The Answer to AI is Not an AI Arms Race
By Bryan Ritchie and Russ Warner – For years, computer hacks have endangered our data, our privacy, our identities and our finances. Sometimes viruses or ransomware cost us time, deprive us of access, or cause other inconveniences like lost work and productivity. Other times, such as a power grid attack or sextortion, they cause pain and suffering.
Technological Arms Race
The response to such attacks has historically been a technological arms race, where hackers and cyber security experts take turns one-upping each other. As hackers get more sophisticated, cyber security experts respond with more advanced algorithms and technologies to thwart them.
What is lost in this competitive vortex is the realization that the heart of the problem is a bad actor who intentionally or carelessly exploits the system. More often than not it’s poor password security, lost access cards, shelf ware, and careless clicks that open the door to hacker attacks — more than deficiencies in the code. Closing this door has more to do with managing the people involved than the technology they use.
AI Arms Race
As ChatGPT and other artificial intelligence (AI) solutions come to market, we’re amazed at the power and breadth of their application. But as with previous technologies, there will be serious ethical implications in AI’s use. Sadly, bad actors will again create pressure to engage in an arms race, only with AI this time.

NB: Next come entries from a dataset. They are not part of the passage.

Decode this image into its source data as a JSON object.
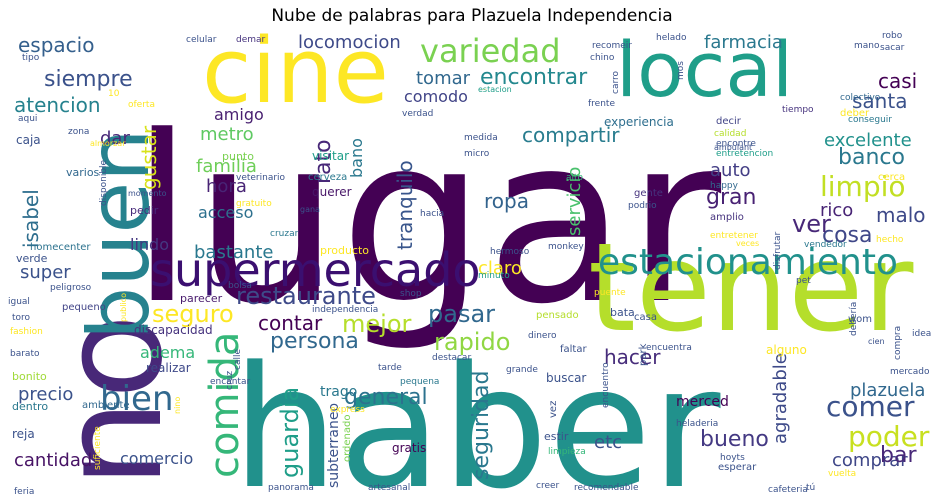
{
  "title": "Nube de palabras para Plazuela Independencia",
  "palette": [
    "#440154",
    "#414487",
    "#2a788e",
    "#22a884",
    "#7ad151",
    "#bddf26",
    "#fde725"
  ],
  "words": [
    {
      "text": "lugar",
      "color": "#440154"
    },
    {
      "text": "haber",
      "color": "#21918c"
    },
    {
      "text": "tener",
      "color": "#b5de2b"
    },
    {
      "text": "no",
      "color": "#482878"
    },
    {
      "text": "buen",
      "color": "#26828e"
    },
    {
      "text": "cine",
      "color": "#fde725"
    },
    {
      "text": "local",
      "color": "#1f9e89"
    },
    {
      "text": "supermercado",
      "color": "#3b0f70"
    },
    {
      "text": "estacionamiento",
      "color": "#21918c"
    },
    {
      "text": "comida",
      "color": "#35b779"
    },
    {
      "text": "variedad",
      "color": "#7ad151"
    },
    {
      "text": "bien",
      "color": "#31688e"
    },
    {
      "text": "restaurante",
      "color": "#3e4a89"
    },
    {
      "text": "seguro",
      "color": "#fde725"
    },
    {
      "text": "mejor",
      "color": "#b5de2b"
    },
    {
      "text": "pasar",
      "color": "#31688e"
    },
    {
      "text": "rapido",
      "color": "#90d743"
    },
    {
      "text": "persona",
      "color": "#31688e"
    },
    {
      "text": "contar",
      "color": "#440154"
    },
    {
      "text": "limpio",
      "color": "#c2df23"
    },
    {
      "text": "comer",
      "color": "#3b528b"
    },
    {
      "text": "poder",
      "color": "#c8e020"
    },
    {
      "text": "guardia",
      "color": "#1f9e89"
    },
    {
      "text": "seguridad",
      "color": "#2a788e"
    },
    {
      "text": "general",
      "color": "#2c728e"
    },
    {
      "text": "bueno",
      "color": "#443983"
    },
    {
      "text": "hacer",
      "color": "#472d7b"
    },
    {
      "text": "compartir",
      "color": "#287c8e"
    },
    {
      "text": "encontrar",
      "color": "#23888e"
    },
    {
      "text": "siempre",
      "color": "#3b528b"
    },
    {
      "text": "espacio",
      "color": "#35608d"
    },
    {
      "text": "atencion",
      "color": "#26828e"
    },
    {
      "text": "banco",
      "color": "#2a788e"
    },
    {
      "text": "excelente",
      "color": "#21918c"
    },
    {
      "text": "familia",
      "color": "#6ece58"
    },
    {
      "text": "metro",
      "color": "#5ec962"
    },
    {
      "text": "hora",
      "color": "#482475"
    },
    {
      "text": "acceso",
      "color": "#2d708e"
    },
    {
      "text": "gran",
      "color": "#482173"
    },
    {
      "text": "auto",
      "color": "#433e85"
    },
    {
      "text": "cosa",
      "color": "#3f4788"
    },
    {
      "text": "ropa",
      "color": "#33638d"
    },
    {
      "text": "ver",
      "color": "#482878"
    },
    {
      "text": "rico",
      "color": "#482475"
    },
    {
      "text": "malo",
      "color": "#3e4989"
    },
    {
      "text": "santa",
      "color": "#3b528b"
    },
    {
      "text": "casi",
      "color": "#440154"
    },
    {
      "text": "farmacia",
      "color": "#2a788e"
    },
    {
      "text": "tomar",
      "color": "#31688e"
    },
    {
      "text": "locomocion",
      "color": "#3e4a89"
    },
    {
      "text": "comodo",
      "color": "#414487"
    },
    {
      "text": "dar",
      "color": "#482878"
    },
    {
      "text": "amigo",
      "color": "#481f70"
    },
    {
      "text": "gustar",
      "color": "#d8e219"
    },
    {
      "text": "isabel",
      "color": "#2e6e8e"
    },
    {
      "text": "super",
      "color": "#3b528b"
    },
    {
      "text": "lindo",
      "color": "#453781"
    },
    {
      "text": "bastante",
      "color": "#29788e"
    },
    {
      "text": "claro",
      "color": "#fde725"
    },
    {
      "text": "tranquilo",
      "color": "#39568c"
    },
    {
      "text": "bano",
      "color": "#2a788e"
    },
    {
      "text": "rato",
      "color": "#482878"
    },
    {
      "text": "servicio",
      "color": "#4ac16d"
    },
    {
      "text": "agradable",
      "color": "#3e4a89"
    },
    {
      "text": "plazuela",
      "color": "#31688e"
    },
    {
      "text": "comprar",
      "color": "#3f4788"
    },
    {
      "text": "bar",
      "color": "#482878"
    },
    {
      "text": "precio",
      "color": "#3b528b"
    },
    {
      "text": "adema",
      "color": "#35b779"
    },
    {
      "text": "cantidad",
      "color": "#471365"
    },
    {
      "text": "comercio",
      "color": "#3b528b"
    },
    {
      "text": "etc",
      "color": "#3b528b"
    },
    {
      "text": "trago",
      "color": "#2a788e"
    },
    {
      "text": "subterraneo",
      "color": "#3b528b"
    },
    {
      "text": "merced",
      "color": "#440154"
    },
    {
      "text": "buscar",
      "color": "#3b528b"
    },
    {
      "text": "alguno",
      "color": "#fde725"
    },
    {
      "text": "querer",
      "color": "#481668"
    },
    {
      "text": "visitar",
      "color": "#1f9e89"
    },
    {
      "text": "experiencia",
      "color": "#2e6e8e"
    },
    {
      "text": "discapacidad",
      "color": "#46337e"
    },
    {
      "text": "parecer",
      "color": "#481a6c"
    },
    {
      "text": "pequeno",
      "color": "#414487"
    },
    {
      "text": "realizar",
      "color": "#3e4989"
    },
    {
      "text": "bonito",
      "color": "#a0da39"
    },
    {
      "text": "dentro",
      "color": "#2a788e"
    },
    {
      "text": "ambiente",
      "color": "#31688e"
    },
    {
      "text": "reja",
      "color": "#3b528b"
    },
    {
      "text": "cerveza",
      "color": "#2a788e"
    },
    {
      "text": "varios",
      "color": "#31688e"
    },
    {
      "text": "pedir",
      "color": "#472a7a"
    },
    {
      "text": "homecenter",
      "color": "#2c728e"
    },
    {
      "text": "verde",
      "color": "#3b528b"
    },
    {
      "text": "caja",
      "color": "#3b528b"
    },
    {
      "text": "punto",
      "color": "#7ad151"
    },
    {
      "text": "celular",
      "color": "#3b528b"
    },
    {
      "text": "demar",
      "color": "#46337e"
    },
    {
      "text": "oferta",
      "color": "#fde725"
    },
    {
      "text": "calidad",
      "color": "#b5de2b"
    },
    {
      "text": "decir",
      "color": "#414487"
    },
    {
      "text": "encontre",
      "color": "#3b528b"
    },
    {
      "text": "entretencion",
      "color": "#1f9e89"
    },
    {
      "text": "colectivo",
      "color": "#31688e"
    },
    {
      "text": "deber",
      "color": "#fde725"
    },
    {
      "text": "conseguir",
      "color": "#2a788e"
    },
    {
      "text": "tiempo",
      "color": "#46337e"
    },
    {
      "text": "frente",
      "color": "#3b528b"
    },
    {
      "text": "verdad",
      "color": "#3b528b"
    },
    {
      "text": "medida",
      "color": "#3b528b"
    },
    {
      "text": "micro",
      "color": "#3b528b"
    },
    {
      "text": "alto",
      "color": "#35b779"
    },
    {
      "text": "gente",
      "color": "#46337e"
    },
    {
      "text": "podrio",
      "color": "#3b528b"
    },
    {
      "text": "happy",
      "color": "#31688e"
    },
    {
      "text": "amplio",
      "color": "#46337e"
    },
    {
      "text": "cerca",
      "color": "#fde725"
    },
    {
      "text": "disfrutar",
      "color": "#3b528b"
    },
    {
      "text": "entretener",
      "color": "#fde725"
    },
    {
      "text": "hecho",
      "color": "#fde725"
    },
    {
      "text": "vendedor",
      "color": "#2a788e"
    },
    {
      "text": "veces",
      "color": "#fde725"
    },
    {
      "text": "hermoso",
      "color": "#3b528b"
    },
    {
      "text": "monkey",
      "color": "#3b528b"
    },
    {
      "text": "producto",
      "color": "#fde725"
    },
    {
      "text": "minuto",
      "color": "#1f9e89"
    },
    {
      "text": "cruzar",
      "color": "#2a788e"
    },
    {
      "text": "bolsa",
      "color": "#3b528b"
    },
    {
      "text": "independencia",
      "color": "#3b528b"
    },
    {
      "text": "shop",
      "color": "#3b528b"
    },
    {
      "text": "pet",
      "color": "#3b528b"
    },
    {
      "text": "puente",
      "color": "#fde725"
    },
    {
      "text": "pensado",
      "color": "#b5de2b"
    },
    {
      "text": "bata",
      "color": "#3b528b"
    },
    {
      "text": "casa",
      "color": "#3b528b"
    },
    {
      "text": "dinero",
      "color": "#3b528b"
    },
    {
      "text": "encuentra",
      "color": "#3b528b"
    },
    {
      "text": "faltar",
      "color": "#3b528b"
    },
    {
      "text": "destacar",
      "color": "#3b528b"
    },
    {
      "text": "tarde",
      "color": "#3b528b"
    },
    {
      "text": "grande",
      "color": "#3b528b"
    },
    {
      "text": "pequena",
      "color": "#2a788e"
    },
    {
      "text": "express",
      "color": "#fde725"
    },
    {
      "text": "ordenado",
      "color": "#7ad151"
    },
    {
      "text": "gratis",
      "color": "#440154"
    },
    {
      "text": "estir",
      "color": "#3b528b"
    },
    {
      "text": "vez",
      "color": "#3b528b"
    },
    {
      "text": "limpieza",
      "color": "#35b779"
    },
    {
      "text": "panorama",
      "color": "#3b528b"
    },
    {
      "text": "artesanal",
      "color": "#3b528b"
    },
    {
      "text": "creer",
      "color": "#3b528b"
    },
    {
      "text": "recomendable",
      "color": "#3b528b"
    },
    {
      "text": "cafeteria",
      "color": "#3b528b"
    },
    {
      "text": "vuelta",
      "color": "#fde725"
    },
    {
      "text": "esperar",
      "color": "#3b528b"
    },
    {
      "text": "hoyts",
      "color": "#3b528b"
    },
    {
      "text": "heladeria",
      "color": "#3b528b"
    },
    {
      "text": "encuentro",
      "color": "#3b528b"
    },
    {
      "text": "park",
      "color": "#3b528b"
    },
    {
      "text": "mercado",
      "color": "#3b528b"
    },
    {
      "text": "idea",
      "color": "#3b528b"
    },
    {
      "text": "compra",
      "color": "#3b528b"
    },
    {
      "text": "debería",
      "color": "#3b528b"
    },
    {
      "text": "wom",
      "color": "#3b528b"
    },
    {
      "text": "feria",
      "color": "#3b528b"
    },
    {
      "text": "suficiente",
      "color": "#fde725"
    },
    {
      "text": "nino",
      "color": "#fde725"
    },
    {
      "text": "cruz",
      "color": "#3b528b"
    },
    {
      "text": "calle",
      "color": "#3b528b"
    },
    {
      "text": "encantar",
      "color": "#3b528b"
    },
    {
      "text": "barato",
      "color": "#3b528b"
    },
    {
      "text": "fashion",
      "color": "#fde725"
    },
    {
      "text": "toro",
      "color": "#3b528b"
    },
    {
      "text": "igual",
      "color": "#3b528b"
    },
    {
      "text": "peligroso",
      "color": "#3b528b"
    },
    {
      "text": "publico",
      "color": "#fde725"
    },
    {
      "text": "gratuito",
      "color": "#fde725"
    },
    {
      "text": "veterinario",
      "color": "#3b528b"
    },
    {
      "text": "gana",
      "color": "#3b528b"
    },
    {
      "text": "momento",
      "color": "#3b528b"
    },
    {
      "text": "disponible",
      "color": "#3b528b"
    },
    {
      "text": "almorzar",
      "color": "#fde725"
    },
    {
      "text": "zona",
      "color": "#3b528b"
    },
    {
      "text": "aqui",
      "color": "#3b528b"
    },
    {
      "text": "tipo",
      "color": "#3b528b"
    },
    {
      "text": "10",
      "color": "#fde725"
    },
    {
      "text": "recomeir",
      "color": "#3b528b"
    },
    {
      "text": "chino",
      "color": "#3b528b"
    },
    {
      "text": "carro",
      "color": "#3b528b"
    },
    {
      "text": "mos",
      "color": "#3b528b"
    },
    {
      "text": "helado",
      "color": "#3b528b"
    },
    {
      "text": "estacion",
      "color": "#1f9e89"
    },
    {
      "text": "mano",
      "color": "#3b528b"
    },
    {
      "text": "sacar",
      "color": "#3b528b"
    },
    {
      "text": "robo",
      "color": "#3b528b"
    },
    {
      "text": "ambulant",
      "color": "#3b528b"
    },
    {
      "text": "cien",
      "color": "#3b528b"
    },
    {
      "text": "tú",
      "color": "#3b528b"
    },
    {
      "text": "hacia",
      "color": "#3b528b"
    },
    {
      "text": "encontrar",
      "color": "#fde725"
    }
  ]
}
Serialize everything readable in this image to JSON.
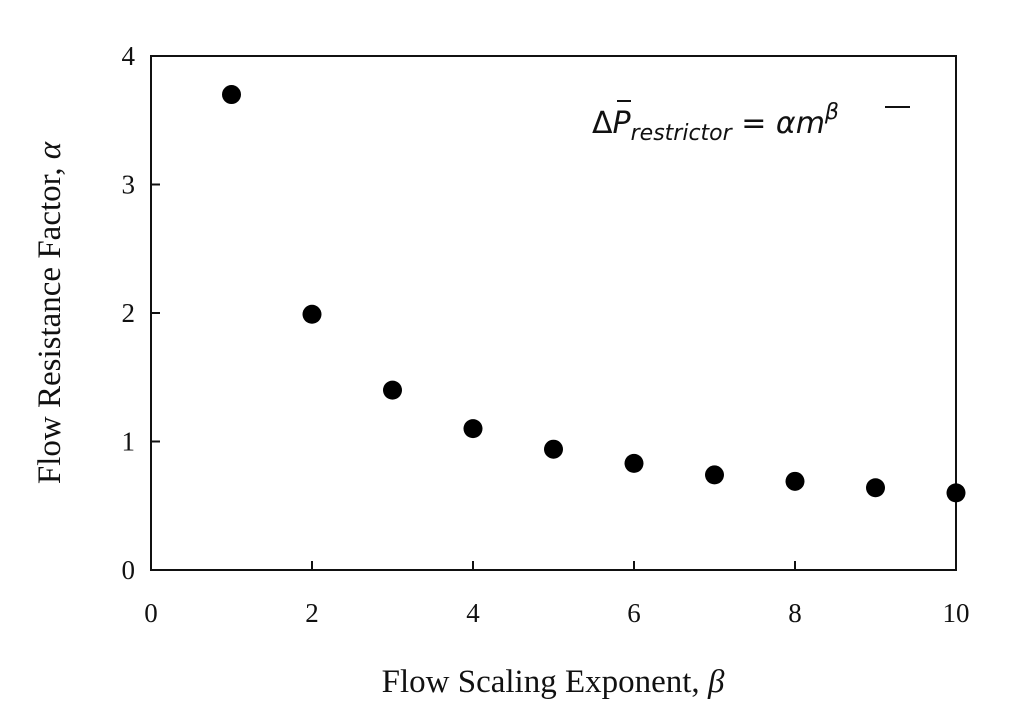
{
  "chart_data": {
    "type": "scatter",
    "xlabel": "Flow Scaling Exponent, ",
    "xlabel_symbol": "β",
    "ylabel": "Flow Resistance Factor, ",
    "ylabel_symbol": "α",
    "xlim": [
      0,
      10
    ],
    "ylim": [
      0,
      4
    ],
    "xticks": [
      0,
      2,
      4,
      6,
      8,
      10
    ],
    "yticks": [
      0,
      1,
      2,
      3,
      4
    ],
    "grid": false,
    "marker_color": "#000000",
    "annotation": {
      "delta": "Δ",
      "p": "P",
      "subscript": "restrictor",
      "equals": " = ",
      "alpha": "α",
      "m": "m",
      "beta": "β"
    },
    "series": [
      {
        "x": [
          1,
          2,
          3,
          4,
          5,
          6,
          7,
          8,
          9,
          10
        ],
        "y": [
          3.7,
          1.99,
          1.4,
          1.1,
          0.94,
          0.83,
          0.74,
          0.69,
          0.64,
          0.6
        ]
      }
    ]
  }
}
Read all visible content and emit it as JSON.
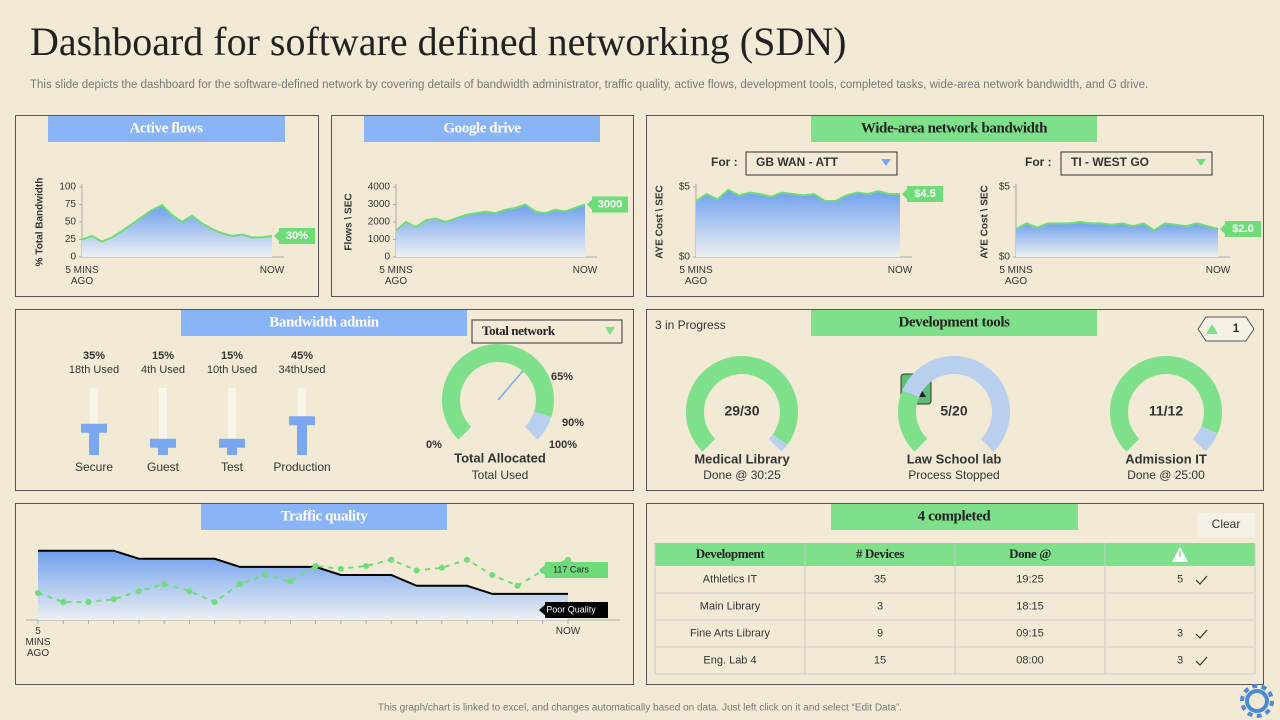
{
  "header": {
    "title": "Dashboard for software defined networking (SDN)",
    "description": "This slide depicts the dashboard for the software-defined network by covering details of bandwidth administrator, traffic quality, active flows, development tools, completed tasks, wide-area network bandwidth, and G drive."
  },
  "chart_data": [
    {
      "type": "area",
      "title": "Active flows",
      "y_label": "% Total Bandwidth",
      "color": "#6fdc7a",
      "categories": [
        "5 MINS AGO",
        null,
        null,
        null,
        null,
        null,
        null,
        null,
        null,
        null,
        null,
        null,
        null,
        null,
        null,
        null,
        null,
        null,
        null,
        "NOW"
      ],
      "values": [
        25,
        30,
        22,
        28,
        37,
        47,
        57,
        67,
        74,
        60,
        50,
        59,
        48,
        40,
        34,
        30,
        32,
        28,
        28,
        30
      ],
      "end_label": "30%",
      "ylim": [
        0,
        100
      ],
      "yticks": [
        0,
        25,
        50,
        75,
        100
      ]
    },
    {
      "type": "area",
      "title": "Google drive",
      "y_label": "Flows \\ SEC",
      "color": "#6fdc7a",
      "categories": [
        "5 MINS AGO",
        null,
        null,
        null,
        null,
        null,
        null,
        null,
        null,
        null,
        null,
        null,
        null,
        null,
        null,
        null,
        null,
        null,
        null,
        "NOW"
      ],
      "values": [
        1500,
        2000,
        1700,
        2100,
        2200,
        2000,
        2200,
        2400,
        2500,
        2600,
        2500,
        2700,
        2800,
        3000,
        2600,
        2500,
        2700,
        2600,
        2800,
        3000
      ],
      "ylim": [
        0,
        4000
      ],
      "yticks": [
        0,
        1000,
        2000,
        3000,
        4000
      ]
    },
    {
      "type": "area",
      "title": "Wide-area network bandwidth",
      "filter_label": "For :",
      "filter": "GB WAN - ATT",
      "filter_color": "#7aa7f0",
      "y_label": "AYE Cost \\ SEC",
      "color": "#6fdc7a",
      "categories": [
        "5 MINS AGO",
        null,
        null,
        null,
        null,
        null,
        null,
        null,
        null,
        null,
        null,
        null,
        null,
        null,
        null,
        null,
        null,
        null,
        null,
        "NOW"
      ],
      "values": [
        4.0,
        4.5,
        4.1,
        4.8,
        4.4,
        4.6,
        4.5,
        4.3,
        4.6,
        4.5,
        4.4,
        4.5,
        4.0,
        4.0,
        4.4,
        4.6,
        4.5,
        4.7,
        4.5,
        4.5
      ],
      "end_label": "$4.5",
      "ylim": [
        0,
        5
      ],
      "yticks": [
        {
          "value": 0,
          "label": "$0"
        },
        {
          "value": 5,
          "label": "$5"
        }
      ]
    },
    {
      "type": "area",
      "filter_label": "For :",
      "filter": "TI - WEST GO",
      "filter_color": "#6fdc7a",
      "y_label": "AYE Cost \\ SEC",
      "color": "#6fdc7a",
      "categories": [
        "5 MINS AGO",
        null,
        null,
        null,
        null,
        null,
        null,
        null,
        null,
        null,
        null,
        null,
        null,
        null,
        null,
        null,
        null,
        null,
        null,
        "NOW"
      ],
      "values": [
        2.0,
        2.4,
        2.1,
        2.4,
        2.4,
        2.4,
        2.5,
        2.4,
        2.4,
        2.3,
        2.4,
        2.2,
        2.4,
        1.9,
        2.4,
        2.3,
        2.2,
        2.4,
        2.2,
        2.0
      ],
      "end_label": "$2.0",
      "ylim": [
        0,
        5
      ],
      "yticks": [
        {
          "value": 0,
          "label": "$0"
        },
        {
          "value": 5,
          "label": "$5"
        }
      ]
    },
    {
      "type": "slider",
      "title": "Bandwidth admin",
      "color": "#7aa7f0",
      "categories": [
        "Secure",
        "Guest",
        "Test",
        "Production"
      ],
      "values": [
        35,
        15,
        15,
        45
      ],
      "value_labels": [
        "35%",
        "15%",
        "15%",
        "45%"
      ],
      "notes": [
        "18th Used",
        "4th Used",
        "10th Used",
        "34thUsed"
      ],
      "ylim": [
        0,
        100
      ]
    },
    {
      "type": "gauge",
      "filter": "Total network",
      "value": 65,
      "threshold": 90,
      "ylim": [
        0,
        100
      ],
      "color": "#7ee08a",
      "ticks": [
        {
          "value": 0,
          "label": "0%"
        },
        {
          "value": 65,
          "label": "65%"
        },
        {
          "value": 90,
          "label": "90%"
        },
        {
          "value": 100,
          "label": "100%"
        }
      ],
      "label": "Total Allocated",
      "sublabel": "Total Used"
    },
    {
      "type": "progress",
      "title": "Development tools",
      "status": "3 in Progress",
      "alerts": 1,
      "color": "#7ee08a",
      "items": [
        {
          "name": "Medical Library",
          "value": 29,
          "total": 30,
          "label": "29/30",
          "note": "Done @ 30:25"
        },
        {
          "name": "Law School lab",
          "value": 5,
          "total": 20,
          "label": "5/20",
          "note": "Process Stopped"
        },
        {
          "name": "Admission  IT",
          "value": 11,
          "total": 12,
          "label": "11/12",
          "note": "Done @ 25:00"
        }
      ]
    },
    {
      "type": "line",
      "title": "Traffic quality",
      "categories": [
        "5 MINS AGO",
        null,
        null,
        null,
        null,
        null,
        null,
        null,
        null,
        null,
        null,
        null,
        null,
        null,
        null,
        null,
        null,
        null,
        null,
        null,
        null,
        "NOW"
      ],
      "ylim": [
        0,
        100
      ],
      "series": [
        {
          "name": "Poor Quality",
          "color": "#000000",
          "values": [
            77,
            77,
            77,
            77,
            68,
            68,
            68,
            68,
            59,
            59,
            59,
            59,
            50,
            50,
            50,
            38,
            38,
            38,
            29,
            29,
            29,
            29
          ]
        },
        {
          "name": "117 Cars",
          "color": "#6fdc7a",
          "values": [
            30,
            20,
            20,
            23,
            32,
            40,
            32,
            20,
            40,
            50,
            43,
            60,
            57,
            60,
            67,
            55,
            58,
            67,
            50,
            38,
            55,
            67
          ]
        }
      ]
    }
  ],
  "completed": {
    "title": "4 completed",
    "button": "Clear",
    "table": {
      "columns": [
        "Development",
        "# Devices",
        "Done @"
      ],
      "rows": [
        [
          "Athletics IT",
          35,
          "19:25",
          5
        ],
        [
          "Main Library",
          3,
          "18:15",
          null
        ],
        [
          "Fine Arts Library",
          9,
          "09:15",
          3
        ],
        [
          "Eng. Lab 4",
          15,
          "08:00",
          3
        ]
      ]
    }
  },
  "footer": "This graph/chart is linked to excel, and changes automatically based on data. Just left click on it and select “Edit Data”."
}
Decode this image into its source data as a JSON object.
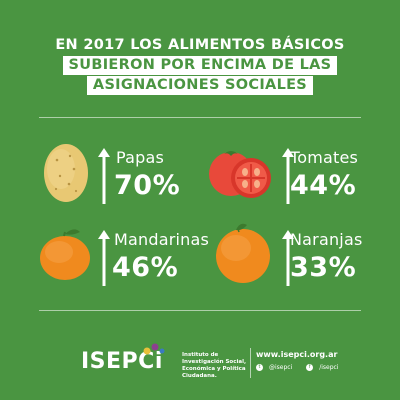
{
  "title": {
    "line1": "EN 2017 LOS ALIMENTOS BÁSICOS",
    "line2": "SUBIERON POR ENCIMA DE LAS",
    "line3": "ASIGNACIONES SOCIALES"
  },
  "items": [
    {
      "name": "Papas",
      "value": "70%",
      "icon": "potato-icon"
    },
    {
      "name": "Tomates",
      "value": "44%",
      "icon": "tomato-icon"
    },
    {
      "name": "Mandarinas",
      "value": "46%",
      "icon": "mandarin-icon"
    },
    {
      "name": "Naranjas",
      "value": "33%",
      "icon": "orange-icon"
    }
  ],
  "footer": {
    "logo": "ISEPCi",
    "institute": "Instituto de Investigación Social, Económica y Política Ciudadana.",
    "website": "www.isepci.org.ar",
    "twitter": "@isepci",
    "facebook": "/isepci"
  },
  "colors": {
    "background": "#4a9541",
    "text": "#ffffff",
    "potato": "#e8c873",
    "tomato": "#e8493a",
    "citrus": "#f08a1e",
    "leaf": "#3c7a2e"
  }
}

AI will only make the problem harder to solve through traditional means. How can we know if someone used ChatGPT to do something that should have been done by a person? Examples include academic tests, papers and homework; original writings, ideas or designs; social influence on politics and business; applications for credit; personal and health data and resumes; and so forth.
To address this challenge, experts are perpetuating the errors of the past by developing AI tools to outsmart the use and application of AI. In particular, new algorithms are being developed to help identify cases where AI was used. But as with cyber security before, the heart of the issue is the person exploiting the system. We need solutions that can evaluate the ethics of the person, something AI cannot do.
Assess the Operator
The ideal answer is to apply new technologies that can assess the operator or user, not the AI. We need the capability to simply ask someone if they used AI to produce their work and then confidently trust the response.
But is this possible? Humans are notoriously untrustworthy. Lying is easy. Or is it?
Truth Verification Advancements
Recently, new technologies in truth verification have made the same quantum leaps as AI. A new app with advanced algorithms can now determine on a mobile phone whether a person is telling the truth. It’s about 80% accurate.
With a simple 5-minute test, you can ask a student, “Did you use AI on any assignment or test this semester?” Or even more specifically, “Did you use AI in writing your dissertation?” The ability to get answers to these questions would thwart AI much more effectively than applying an algorithm to all of a person’s academic output to determine whether AI generated that output. The same is true of the other use cases previously mentioned: “Did you use AI on this deliverable?” “Did you use AI to develop these data (health or otherwise)?” “Did AI generate these visuals?” And so forth.
Bottom line? Assessing the person at the center of the AI application will produce better and faster results than having AI assess the ethical or authentic use of AI!
Stop the AI Arms Race
Historically, arms races are never won — they just drag on. Hopefully, with new truth verification technologies, we can abandon the strategies of technological one-upmanship we’ve applied in the past. It’s time to find lasting solutions to important ethical applications of promising new technologies, like AI.